The US Treasury's US$700 billion plan to buy bad US home loans from struggling banks was narrowly rejected by Congress early this morning New Zealand time sending Wall St's key Dow Jones Industrial Average 770.59 points or 6.92 per cent lower to 10,372.54 in its worst decline since it reopened after the September 11, 2001 attacks.
The NZX-50 plummeted more than 4 per cent within minutes of opening and was down 4.3 per cent shortly before midday.
Amongst the market's top stocks Telecom fell 14c to 42.64, Contact Energy fell 32c to $7.97 and Fletcher Building was down 35 cents to $6.56.
Market commentator Arthur Lim said while the losses were fairly steep, turnover was not huge.
"I would say at this stage there's a fair bit of retail selling plus some marginal institutional selling. Institutions know that in this kind of market if you try to sell in volume, the share price will drop 10 per cent on you. It can't realistically be done."
Lim believed retail investors were still haunted by the memory of 1987 bloodbath, from which the New Zealand market, unlike most others never recovered.
"We are getting some investors simply saying get me out at any cost."
"The mindset is a high level of nervousness, when something like this happens you are liable to get this panic reaction."
ASB chief economist Nick Tuffley says further falls in the New Zealand sharemarket will depend on how other Asian markets open today.
All eyes will be on Australia's sharemarket which opens at 1pm New Zealand time.

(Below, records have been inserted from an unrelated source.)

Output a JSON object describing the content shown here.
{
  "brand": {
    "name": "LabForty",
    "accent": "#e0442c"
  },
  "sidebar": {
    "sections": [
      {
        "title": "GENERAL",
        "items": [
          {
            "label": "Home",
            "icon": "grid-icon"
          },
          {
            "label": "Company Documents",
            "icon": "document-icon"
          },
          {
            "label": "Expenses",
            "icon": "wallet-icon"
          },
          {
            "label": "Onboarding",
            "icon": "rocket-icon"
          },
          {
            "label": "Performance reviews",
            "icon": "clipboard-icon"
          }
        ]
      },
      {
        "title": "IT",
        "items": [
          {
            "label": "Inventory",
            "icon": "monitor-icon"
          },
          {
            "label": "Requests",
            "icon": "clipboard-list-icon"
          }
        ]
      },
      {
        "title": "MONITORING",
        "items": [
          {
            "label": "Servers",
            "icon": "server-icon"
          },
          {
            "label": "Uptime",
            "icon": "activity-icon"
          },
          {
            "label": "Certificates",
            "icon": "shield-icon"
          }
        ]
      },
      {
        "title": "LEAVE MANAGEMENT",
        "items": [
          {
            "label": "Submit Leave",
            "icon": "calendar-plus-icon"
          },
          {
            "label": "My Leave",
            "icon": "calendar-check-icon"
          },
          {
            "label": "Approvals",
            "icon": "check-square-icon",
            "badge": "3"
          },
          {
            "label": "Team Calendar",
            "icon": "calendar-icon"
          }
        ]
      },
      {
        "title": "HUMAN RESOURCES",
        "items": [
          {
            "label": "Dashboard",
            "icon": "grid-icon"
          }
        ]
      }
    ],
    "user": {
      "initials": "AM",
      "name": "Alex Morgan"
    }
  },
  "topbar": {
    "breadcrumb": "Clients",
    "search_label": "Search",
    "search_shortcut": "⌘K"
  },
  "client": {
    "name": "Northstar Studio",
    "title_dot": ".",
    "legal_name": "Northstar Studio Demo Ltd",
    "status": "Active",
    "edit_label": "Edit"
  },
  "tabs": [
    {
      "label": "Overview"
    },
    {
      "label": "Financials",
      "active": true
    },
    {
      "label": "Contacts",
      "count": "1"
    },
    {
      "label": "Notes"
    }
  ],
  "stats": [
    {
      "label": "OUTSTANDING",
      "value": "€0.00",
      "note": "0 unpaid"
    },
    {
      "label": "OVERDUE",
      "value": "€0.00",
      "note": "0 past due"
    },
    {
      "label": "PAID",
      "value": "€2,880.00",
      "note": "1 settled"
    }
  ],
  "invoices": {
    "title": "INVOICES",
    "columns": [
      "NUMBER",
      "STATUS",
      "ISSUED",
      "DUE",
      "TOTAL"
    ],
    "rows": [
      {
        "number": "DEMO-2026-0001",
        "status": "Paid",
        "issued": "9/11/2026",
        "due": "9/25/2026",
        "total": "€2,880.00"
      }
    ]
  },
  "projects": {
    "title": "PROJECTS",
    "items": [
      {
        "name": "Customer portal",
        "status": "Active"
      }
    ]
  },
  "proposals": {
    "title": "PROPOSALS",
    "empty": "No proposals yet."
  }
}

Australian financials like Westpac and ANZ which are listed in New Zealand and Australia have already been hit hard in New Zealand and are expected to fare worse in Australia.
"As we go through each time zone the markets will digest the news and we are likely to see equities take a big hammering today," he says.
Beyond today Tuffley said it would depends on how the markets settle and whether the US authorities came up with another proposal.
One thing is certain is that the high level of volatility New Zealand has seen this year is set to continue.
Tuffley said the pressure on equities and the US dollar meant investors were fleeing into US Treasury bonds - seen as a safe haven. While big saver nations like Japan pulled their money back resulting in a stronger Yen versus the greenback.
Longer term Tuffley said the failure of the plan could result in a longer period of slow growth in the US which would impact on global growth.
While only 10 per cent of New Zealand's exports go to the US this country also exports to Asia and Europe where the effects of the US down-turn are likely to be felt later.
"Yes we are in a mild recession at the moment. Some of the adjustments that are going to have to be made by other countries have already been put in place here. Interest rates are coming down and tax cuts will help put a floor under our economy.
"Next year we will recover but it will be a weak recovery dragged down by our very weak property market.
"The US economy had been holding up well. At best it will be flat. But it could be heading for recession which it has managed to stem off to date."
Arthur Lim said the companies on the NZX these days were generally 'very solid stable businesses' with strong balance sheets unlike the highly leveraged spectacular casualties of `87 such as Chase Corporation and Equitycorp.
Moreover, New Zealand should be somewhat immune to really sharp falls because investors here had not borrowed to invest in stocks as much as there offshore counterparts.
In what are known as margin calls, leveraged investors are often forced by lenders to sell their holdings once their paper losses reach a certain point. That selling will in turn force stock prices lower.
"That's where a lot of the hurt is happening out there."
However Lim said things could have been much worse on Wall St overnight if not for the current ban on short selling, where investors sell stock they have borrowed in the belief they will be able to buy it back and return it to the lender later on, thereby booking a profit.
"By virtue of them selling even more aggressively they hope to precipitate what can be described as panic. It just feeds on itself."
Lim said the present turmoil would likely continue for the next few days until US Congress reconsiders the bail out plan.